Chaque mercredi, on rend hommage à un grand classique du cinéma. A voir ou à revoir.
Le Salon de musique de Satyajit Ray
Reconnu dès Pather Panchali, premier volet de ce que l’on nommera « la trilogie d’Apu », Satyajit Ray réalisa en 1958 avec Le Salon de musique son œuvre la plus emblématique. Le cinéaste indien retrace ici la grandeur et la déchéance d’un zamindar – membre de l’aristocratie issue de la noblesse terrienne du Bengale – passionné de musique. Ce riche oisif, vaguement méprisant, reçoit ses obligés dans le grand salon de son palais où il aime organiser concerts et spectacles de danse. Les domestiques s’affairent. Des fêtes aussi somptueuses que dispendieuses rythment l’existence de cet homme contemplant dans de gigantesques miroirs sa propre image. Les feux d’artifice illuminent la nuit. Rien n’est trop beau non plus pour son fils chéri qui aime les chevaux.
Même la vue de la clinquante maison moderne de son voisin, un bourgeois et nouveau riche multipliant les signes d’allégeance, ne suffit à perturber son bonheur. Cependant, une tragédie va rendre tout ce faste dérisoire sans empêcher le héros de dilapider ce qui lui reste de fortune dans un dernier concert.
Fin d’un monde
Le Salon de musique marie une approche parfois quasi documentaire (les scènes de danse et de concerts) à une subtilité très littéraire.
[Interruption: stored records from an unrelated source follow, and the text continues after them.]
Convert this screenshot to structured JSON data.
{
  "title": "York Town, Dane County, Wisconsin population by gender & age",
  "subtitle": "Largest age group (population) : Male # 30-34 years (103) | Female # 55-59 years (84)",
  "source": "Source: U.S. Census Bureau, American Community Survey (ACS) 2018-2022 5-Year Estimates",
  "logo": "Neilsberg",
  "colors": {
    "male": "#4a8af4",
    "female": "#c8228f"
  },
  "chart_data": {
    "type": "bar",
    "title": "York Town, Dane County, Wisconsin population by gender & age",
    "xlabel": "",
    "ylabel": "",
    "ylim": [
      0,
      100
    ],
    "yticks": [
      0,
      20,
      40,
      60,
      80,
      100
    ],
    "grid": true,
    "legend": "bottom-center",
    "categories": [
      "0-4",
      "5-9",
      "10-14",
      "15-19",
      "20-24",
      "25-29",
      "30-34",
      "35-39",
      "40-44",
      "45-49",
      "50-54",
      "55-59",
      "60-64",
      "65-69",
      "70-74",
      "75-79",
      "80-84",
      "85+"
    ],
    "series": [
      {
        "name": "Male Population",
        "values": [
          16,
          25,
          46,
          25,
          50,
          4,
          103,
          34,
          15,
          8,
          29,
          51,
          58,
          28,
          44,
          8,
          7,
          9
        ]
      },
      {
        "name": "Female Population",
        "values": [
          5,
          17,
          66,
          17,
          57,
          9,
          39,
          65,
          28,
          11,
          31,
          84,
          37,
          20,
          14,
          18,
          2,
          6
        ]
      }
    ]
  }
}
Le noir et blanc extrêmement contrasté confère aux images une beauté picturale. Les séquences musicales s’insèrent avec naturel dans un récit maîtrisant l’art de l’ellipse sans négliger une dimension contemplative. L’extraordinaire composition des plans, le sens du cadrage, la fluidité des mouvements de caméra constituent une leçon de mise en scène.
Quelques années avant Le Guépard de Visconti, Satyajit Ray filme lui aussi la fin d’un monde et une passation de pouvoir. Même au Bengale, la lutte des classes – pardon, des castes – fait son œuvre. Tout cela est montré avec finesse et une dose de mélancolie. Le visage du maître ressemble peu à peu à un masque mortuaire. Les sitars et les percussions prennent des airs de requiem. Un dernier concert ensorcelant donne l’illusion de renouer avec la splendeur passée, mais les bougies vont s’éteindre, les lampions aussi. Le noir gagne l’écran. La fête est finie.